Uccise i genitori e gettò i corpi nell’Adige, la Corte d’Assise non fa sconti: ergastolo a Benno. La sorella: «Un brutto incubo»

Benno Neumair e i genitori

Per la difesa, Benno Neumair ha ammazzato i suoi genitori, Laura Perselli e Peter Neumair, a causa della «sua malattia» di cui non si può tenere conto. Ma i giudici della Corte d’Assise di Bolzano non l’hanno pensata allo stesso modo.

A chiusura di un processo carico di testimonianze emotivamente forti, la Corte ha condannato il 31enne alla pena dell’ergastolo con un anno di isolamento diurno, interdizione perpetua dai pubblici uffici, più il pagamento una provvisionale da 200mila euro per la sorella Madè e un’altra da 80mila euro alla zia Carla. Accolta in toto la richiesta avanzata dai pubblici ministeri Igor Secco e Federico Iovene, per i quali Benno ha agito «senza pietà» e in modo consapevole. Benno è stato condannato sia per duplice omicidio che per occultamento dei cadaveri: l’imputato gettò i corpi dei genitori nell’Adige. 

La sentenza è arrivata dopo circa 5 ore di camera di consiglio. Sarà importante leggere le motivazioni, perché il processo si è giocato tutto non sulla responsabilità di Benno, che era pacifica (il giovane era anche reo-confesso), ma sulla sua capacità di intendere e volere. Capacità che la difesa ha messo in discussione nelle due arringhe affidate agli avvocati Angelo Polo e Flavio Moccia. «Ad armare la mano è stata la sua malattia», aveva detto il penalista Polo. Di avviso diverso tanto la procura, che aveva battuto sui numerosi tentativi di depistaggio messi in atto dopo i delitti per dimostrare la lucidità del 31enne. Ad esempio Benno chiese alla giovane di Ora che frequentava in quel periodo di raccontare, se interrogata dagli inquirenti, che la sera del delitto erano assieme e avevano fumato marijuana. Benno andò anche a lavare l’auto, ma venne fermato prima dai carabinieri. Anche i legali di parte civile avevano puntato per la capacità di intendere e volere dell’imputato. 
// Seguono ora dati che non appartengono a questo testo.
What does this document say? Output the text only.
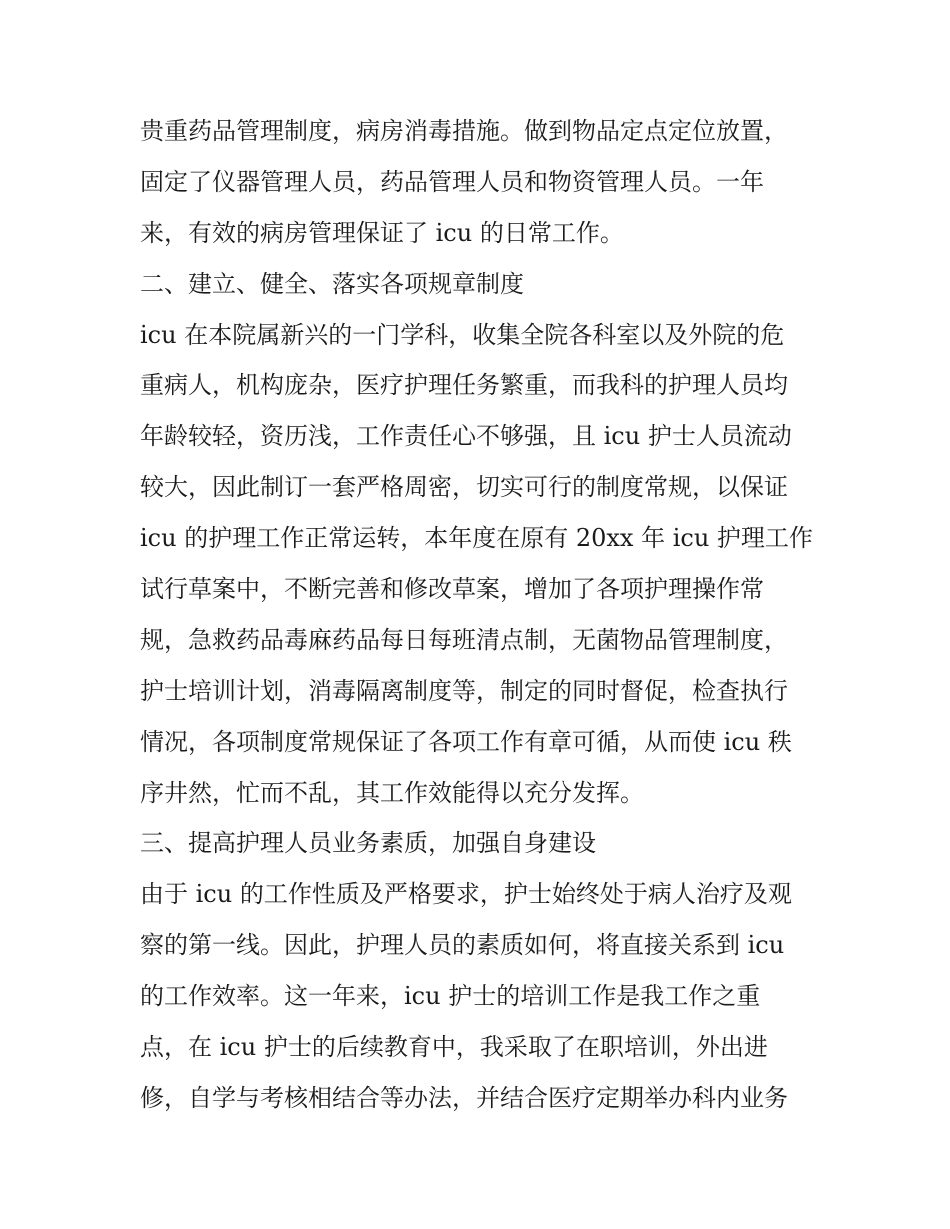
贵重药品管理制度，病房消毒措施。做到物品定点定位放置，
固定了仪器管理人员，药品管理人员和物资管理人员。一年
来，有效的病房管理保证了 icu 的日常工作。
二、建立、健全、落实各项规章制度
icu 在本院属新兴的一门学科，收集全院各科室以及外院的危
重病人，机构庞杂，医疗护理任务繁重，而我科的护理人员均
年龄较轻，资历浅，工作责任心不够强，且 icu 护士人员流动
较大，因此制订一套严格周密，切实可行的制度常规，以保证
icu 的护理工作正常运转，本年度在原有 20xx 年 icu 护理工作
试行草案中，不断完善和修改草案，增加了各项护理操作常
规，急救药品毒麻药品每日每班清点制，无菌物品管理制度，
护士培训计划，消毒隔离制度等，制定的同时督促，检查执行
情况，各项制度常规保证了各项工作有章可循，从而使 icu 秩
序井然，忙而不乱，其工作效能得以充分发挥。
三、提高护理人员业务素质，加强自身建设
由于 icu 的工作性质及严格要求，护士始终处于病人治疗及观
察的第一线。因此，护理人员的素质如何，将直接关系到 icu
的工作效率。这一年来，icu 护士的培训工作是我工作之重
点，在 icu 护士的后续教育中，我采取了在职培训，外出进
修，自学与考核相结合等办法，并结合医疗定期举办科内业务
In aula, al momento della lettura della sentenza, c’era Madè, la sorella di Benno, che non ha mai mancato un’udienza. «La mia vita non cambia oggi. La mia vita è cambiata dopo il 4 gennaio. La sentenza che è stata pronunciata stasera non ha nulla a che fare con il perdono», ha detto Madé a caldo ricordando la data del duplice omicidio del 2021, «finisce una gran parte di quello che è stato e ancora a volte è un brutto incubo». «La pena non è quello a cui in tutto questo tempo ho pensato. Il senso – ha aggiunto – era dare la voce ai miei genitori, in questo penso forse di essersi riuscita. Non mi auguravo qualcosa di specifico, mi auguro solo un po’ di serenità, quello sì. Forse ora ne avrò». Anche Carla Perselli, sorella di Laura e zia di Benno, si era costituita parte civile. «Al momento della sentenza ho pensato al corpo di Laura. Oggi siamo qua per lei e Peter, che non hanno potuto parlare. Questa sera non c’è nessuna vittoria, non usciamo da una competizione sportiva. Il dolore non è scomparso», le sue parole.
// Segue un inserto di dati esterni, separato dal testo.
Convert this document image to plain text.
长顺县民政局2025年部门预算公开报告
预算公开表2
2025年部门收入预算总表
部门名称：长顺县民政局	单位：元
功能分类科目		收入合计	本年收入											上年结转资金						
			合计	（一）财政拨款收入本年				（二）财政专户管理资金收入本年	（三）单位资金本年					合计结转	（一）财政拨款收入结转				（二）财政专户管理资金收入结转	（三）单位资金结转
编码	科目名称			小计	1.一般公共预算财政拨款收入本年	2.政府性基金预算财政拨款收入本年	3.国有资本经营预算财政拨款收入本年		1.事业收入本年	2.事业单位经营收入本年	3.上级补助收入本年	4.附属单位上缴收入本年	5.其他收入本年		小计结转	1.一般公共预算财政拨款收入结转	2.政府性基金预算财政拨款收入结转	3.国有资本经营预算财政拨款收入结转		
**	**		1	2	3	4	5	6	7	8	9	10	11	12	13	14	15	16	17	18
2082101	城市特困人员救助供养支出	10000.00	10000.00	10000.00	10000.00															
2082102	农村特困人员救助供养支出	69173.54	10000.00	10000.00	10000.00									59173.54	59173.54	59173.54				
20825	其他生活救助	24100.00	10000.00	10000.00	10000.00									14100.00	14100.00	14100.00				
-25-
Laura e Peter furono uccisi il 4 gennaio 2021. Ad insospettirsi che qualcosa fosse accaduto fu Madè, che abitava in Svizzera e non sentiva la madre da un giorno. Era il 5 gennaio. La giovane telefonò preoccupata al fratello per chiedere notizie dei genitori e quindi lo invitò a sporgere denuncia di scomparsa presso i carabinieri. Nei giorni successivi alla scomparsa, i sentieri delle montagne della conca di Bolzano e gli argini dei fiumi sono stati setacciati palmo a palmo da soccorritori e forze dell’ordine. A seguito del ritrovamento di una goccia di sangue sul parapetto del ponte che porta alla discarica Ischia-Frizzi sul fiume Adige a sud di Bolzano, iniziarono le ricerche all’interno del corso acqua. Il 6 febbraio le acque restituirono il corpo di Laura, mentre solo il 27 aprile venne ripescato il corpo di Peter.